Intensive care unit (ICU) patients experience two affronts to normal 24‐h rhythms: largely internal events such as medication and external factors such as light, noise and nursing interventions.
Aims and objectives
We investigated the impact of light variance within an ICU on 24‐h rhythmicity of three key physiological parameters: heart rate (HR), mean arterial blood pressure (MAP) and body temperature (BT) in this patient population.

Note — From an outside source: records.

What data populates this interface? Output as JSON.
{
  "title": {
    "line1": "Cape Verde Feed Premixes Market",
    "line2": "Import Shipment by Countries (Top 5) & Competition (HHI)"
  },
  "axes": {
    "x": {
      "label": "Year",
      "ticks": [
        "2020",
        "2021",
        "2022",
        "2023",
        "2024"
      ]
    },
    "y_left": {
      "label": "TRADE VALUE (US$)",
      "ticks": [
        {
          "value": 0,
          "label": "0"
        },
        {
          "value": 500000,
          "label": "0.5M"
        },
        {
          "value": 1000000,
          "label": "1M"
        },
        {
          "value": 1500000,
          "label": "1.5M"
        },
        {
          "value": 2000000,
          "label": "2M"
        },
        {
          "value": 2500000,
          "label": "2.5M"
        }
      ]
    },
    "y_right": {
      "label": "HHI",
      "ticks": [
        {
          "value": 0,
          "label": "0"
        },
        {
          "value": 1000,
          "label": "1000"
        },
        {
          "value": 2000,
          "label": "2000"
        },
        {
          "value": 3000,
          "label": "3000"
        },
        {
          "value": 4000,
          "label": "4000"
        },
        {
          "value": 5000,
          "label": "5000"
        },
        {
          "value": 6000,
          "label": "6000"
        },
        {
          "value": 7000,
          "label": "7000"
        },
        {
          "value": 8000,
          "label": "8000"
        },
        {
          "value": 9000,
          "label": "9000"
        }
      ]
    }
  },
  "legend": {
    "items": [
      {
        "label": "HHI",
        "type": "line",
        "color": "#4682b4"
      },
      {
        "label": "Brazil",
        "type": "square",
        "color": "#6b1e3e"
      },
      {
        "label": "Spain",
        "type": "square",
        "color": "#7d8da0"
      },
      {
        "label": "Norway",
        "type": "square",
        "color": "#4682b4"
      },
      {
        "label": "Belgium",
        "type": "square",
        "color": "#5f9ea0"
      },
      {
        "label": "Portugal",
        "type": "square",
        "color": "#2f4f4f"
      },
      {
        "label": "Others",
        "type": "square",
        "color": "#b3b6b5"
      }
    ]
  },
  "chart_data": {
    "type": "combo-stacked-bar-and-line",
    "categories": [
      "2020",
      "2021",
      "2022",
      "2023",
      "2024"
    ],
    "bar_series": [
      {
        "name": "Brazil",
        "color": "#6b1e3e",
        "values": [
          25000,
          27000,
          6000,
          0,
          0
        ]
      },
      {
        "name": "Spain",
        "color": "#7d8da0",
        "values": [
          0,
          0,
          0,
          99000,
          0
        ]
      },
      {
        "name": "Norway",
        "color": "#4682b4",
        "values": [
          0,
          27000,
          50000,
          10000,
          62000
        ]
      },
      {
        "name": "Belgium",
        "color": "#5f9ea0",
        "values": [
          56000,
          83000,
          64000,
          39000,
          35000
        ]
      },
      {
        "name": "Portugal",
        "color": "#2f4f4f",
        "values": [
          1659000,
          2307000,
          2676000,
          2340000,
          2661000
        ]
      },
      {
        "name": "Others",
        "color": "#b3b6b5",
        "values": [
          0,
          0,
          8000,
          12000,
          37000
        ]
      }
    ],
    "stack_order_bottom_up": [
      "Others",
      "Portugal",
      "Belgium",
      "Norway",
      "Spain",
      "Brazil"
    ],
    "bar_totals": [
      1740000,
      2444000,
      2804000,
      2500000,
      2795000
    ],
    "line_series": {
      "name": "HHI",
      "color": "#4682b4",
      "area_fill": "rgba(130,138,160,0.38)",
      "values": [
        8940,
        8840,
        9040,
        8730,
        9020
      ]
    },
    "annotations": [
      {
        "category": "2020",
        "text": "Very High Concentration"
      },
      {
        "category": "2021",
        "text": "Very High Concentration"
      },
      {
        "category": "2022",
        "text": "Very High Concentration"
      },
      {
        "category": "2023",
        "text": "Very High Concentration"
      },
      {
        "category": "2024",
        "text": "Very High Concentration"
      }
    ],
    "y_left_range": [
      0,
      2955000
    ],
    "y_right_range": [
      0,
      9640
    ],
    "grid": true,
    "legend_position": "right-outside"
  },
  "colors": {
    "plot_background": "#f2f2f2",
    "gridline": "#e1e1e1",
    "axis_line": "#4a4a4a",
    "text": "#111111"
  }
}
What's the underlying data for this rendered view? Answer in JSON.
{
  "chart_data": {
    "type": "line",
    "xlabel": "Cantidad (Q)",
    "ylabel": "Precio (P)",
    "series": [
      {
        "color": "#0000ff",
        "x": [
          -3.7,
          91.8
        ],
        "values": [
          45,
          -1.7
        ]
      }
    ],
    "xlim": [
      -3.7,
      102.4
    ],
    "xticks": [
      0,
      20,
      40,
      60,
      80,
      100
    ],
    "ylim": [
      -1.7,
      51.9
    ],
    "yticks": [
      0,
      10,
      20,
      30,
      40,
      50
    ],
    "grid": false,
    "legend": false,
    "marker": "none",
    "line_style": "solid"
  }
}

Patients were assigned to beds either in the ‘light’ or ‘dark’ side within a single ICU. An actigraph continuously recorded light intensity for a 24–72‐h period.
Measurements of HR, MAP and BT were recorded every 30 min.
HR, MAP and BT did not follow 24‐h rhythmicity in all patients. Higher light exposure in the Light Side of the ICU (122·3 versus 50·6 lx) was related to higher HR (89·4 versus 79·8 bpm), which may translate to clinically relevant outcomes in a larger sample. Duration of stay, the one clinical outcome measured in this study, showed no significant variation between the groups (p = 0·147).
ICU patients are exposed to varying light intensities depending on bed positioning relative to natural sunlight, affecting the 24‐h rhythm of HR. Larger, well‐controlled studies also investigating the effect of relevant light intensity are indicated.
Relevance to clinical practice
Light is a variable that can be manipulated in the constrained environment of an ICU, thus offering an avenue for relatively unobtrusive interventions.